This might be the most irresponsible headline writing I've seen in quite a long time. In response to the terribly disturbing and horrible (as if I needed to clarify that I do indeed find it disturbing and horrible) news out of Los Angeles these past few days, Slate ran a story with the headline "How Many Kids Are Sexually Abused by Their Teachers?" With the subhed: "Probably millions."
I was shocked when I read that headline. That can't possibly be true, I thought. Dear God, where did they get those numbers? Oh my gosh, those poor children.
Well, as it turns out, they didn't. Get numbers, I mean. They reference a number of different surveys, none of which are backed up by any solid facts and some of which are methodically unsound. The subhed should have read, "We really aren't sure, but 'millions' probably looks scary to a lot of readers, so let's go with that." Including me, I admit, a villainous public school teacher myself.
Maybe I'm young and innocent, still, but I find it hard to believe that millions of children have been abused by teachers.

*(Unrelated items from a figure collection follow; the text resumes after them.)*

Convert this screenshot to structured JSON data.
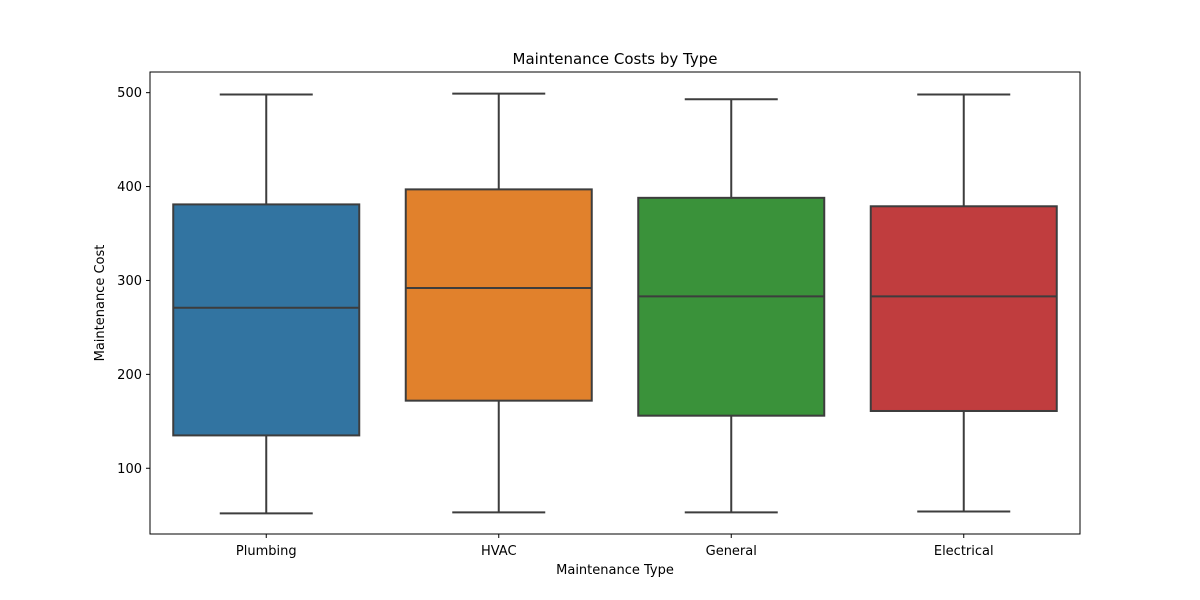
{
  "chart_data": {
    "type": "box",
    "title": "Maintenance Costs by Type",
    "xlabel": "Maintenance Type",
    "ylabel": "Maintenance Cost",
    "ylim": [
      30,
      522
    ],
    "yticks": [
      100,
      200,
      300,
      400,
      500
    ],
    "grid": false,
    "categories": [
      "Plumbing",
      "HVAC",
      "General",
      "Electrical"
    ],
    "boxes": [
      {
        "category": "Plumbing",
        "min": 52,
        "q1": 135,
        "median": 271,
        "q3": 381,
        "max": 498,
        "color": "#3274a1"
      },
      {
        "category": "HVAC",
        "min": 53,
        "q1": 172,
        "median": 292,
        "q3": 397,
        "max": 499,
        "color": "#e1812c"
      },
      {
        "category": "General",
        "min": 53,
        "q1": 156,
        "median": 283,
        "q3": 388,
        "max": 493,
        "color": "#3a923a"
      },
      {
        "category": "Electrical",
        "min": 54,
        "q1": 161,
        "median": 283,
        "q3": 379,
        "max": 498,
        "color": "#c03d3e"
      }
    ],
    "line_color": "#3d3d3d"
  }
}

Not that even one child abused by a teacher isn't terrible, but I'm not sure what scaremongering about sexual-predator-teachers is going to accomplish. For many children (sadly, many of them being the children we here in NYC teach), school is the safest place they have. What good does it do anyone to suggest to normal folks that their local school is crawling with sexual predators, that their child has a 1-in-10 chance of being sexually harassed by a teacher?
Well, I guess it does the corporate teacher bashers some good. There's always that.